第27章 ウェディングプランナー
タオルの冷たさのせいか
思考も心もどんどん冷えて
ヤバイ、心も目の前も真っ黒。
…そう思った時、
ピンポーン
やけに明るい音が部屋に響き渡る。
タオルをはずしてスマホを見ると、
黒尾さんからのLINE…瞬速で開く。
"何してる?泣いてない?"
もう。
これだけで、また泣けてくる。
でも、泣いてる、とは言わない。
…言えない。

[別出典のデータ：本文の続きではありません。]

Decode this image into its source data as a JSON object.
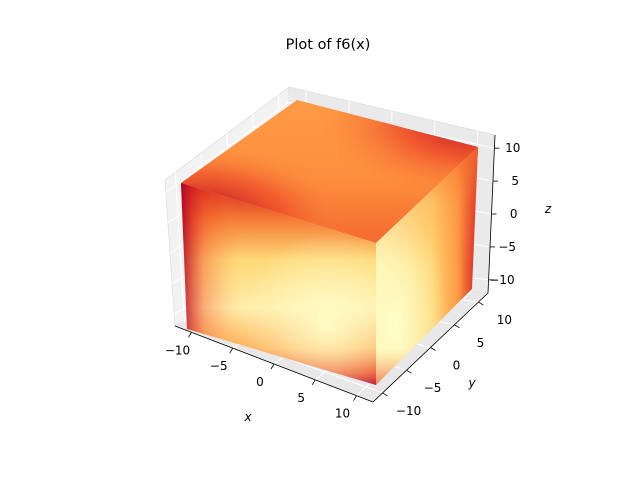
{
  "chart_data": {
    "type": "scatter3d",
    "title": "Plot of f6(x)",
    "xlabel": "x",
    "ylabel": "y",
    "zlabel": "z",
    "xlim": [
      -12,
      12
    ],
    "ylim": [
      -12,
      12
    ],
    "zlim": [
      -12,
      12
    ],
    "xticks": [
      -10,
      -5,
      0,
      5,
      10
    ],
    "yticks": [
      -10,
      -5,
      0,
      5,
      10
    ],
    "zticks": [
      -10,
      -5,
      0,
      5,
      10
    ],
    "tick_labels": {
      "x": [
        "−10",
        "−5",
        "0",
        "5",
        "10"
      ],
      "y": [
        "−10",
        "−5",
        "0",
        "5",
        "10"
      ],
      "z": [
        "−10",
        "−5",
        "0",
        "5",
        "10"
      ]
    },
    "colormap": "YlOrRd",
    "colormap_colors": [
      "#ffffcc",
      "#feb24c",
      "#fd8d3c",
      "#e31a1c",
      "#800026"
    ],
    "data_range": {
      "x": [
        -10,
        10
      ],
      "y": [
        -10,
        10
      ],
      "z": [
        -10,
        10
      ]
    },
    "grid": true,
    "pane_color": "#f2f2f2"
  }
}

私が選んだことだから。
"泣いてない"なんて
ウソはつけないけど、
"泣いてた"なんて言って
心配もかけたくない。
だから、真ん中の答えを。
"黒尾さんのこと、考えてました。
今、どの辺りですか?"
"広島通過。
野球のスタジアムが一瞬見えた"
"もうすぐ九州上陸ですね"
"うん。着いたらまた連絡する"
"乗り過ごさないように…"
"大丈夫。アキのこと考えてるから
居眠りなんかしないよ"
"連絡、待ってます"
…笑顔のスタンプを送ったら、
すぐに、
黒猫がOKマークをしているスタンプが届いた。
カタン…スマホをテーブルに置く。
…しっかりしなくちゃ。
辛いのは同じ。
大変なのは黒尾さんの方。
ビールを持って、ベランダへ出る。
スリッパ。
いつも左足は黒尾さんがはいてたのに
今日は両方、並んでて。
…何を見ても寂しいな。
前、失恋したときも、こんなだったっけ?
不思議なことに、あまり覚えていない。
全部、黒尾さんが
幸せな気持ちを上書きしてくれたんだ。
プシュ…ビールの缶を開ける。
始まったばかりの遠距離恋愛。
いつまで続くかわからない遠距離恋愛。
どんな結末になるかわからないけど…
この選択を後悔しないために、
私、仕事、頑張ろう。
ゴクゴク、とビールを飲み干し、
ソファで黒尾さんからの連絡を待った。
…黒尾さんからは、
夜、10時過ぎに電話があった。
晩御飯にラーメンを食べたこと、
新しい部屋の話…そんなことを話す。
『窓の外、何が見えます?』
『なんだろ…ちょっと待って。』
カラカラ…窓を開ける音。
『…あぁ、月がでてる。そっちも見える?』
私も急いでベランダへ。
『見える!かじったクッキーみたいな月。』
ハハハ…と笑う声。
『月とクッキー見る度に、アキを思い出すな。』
うん、上、向いて、暮らそうね。
遠いけど、空で繋がってるもんね。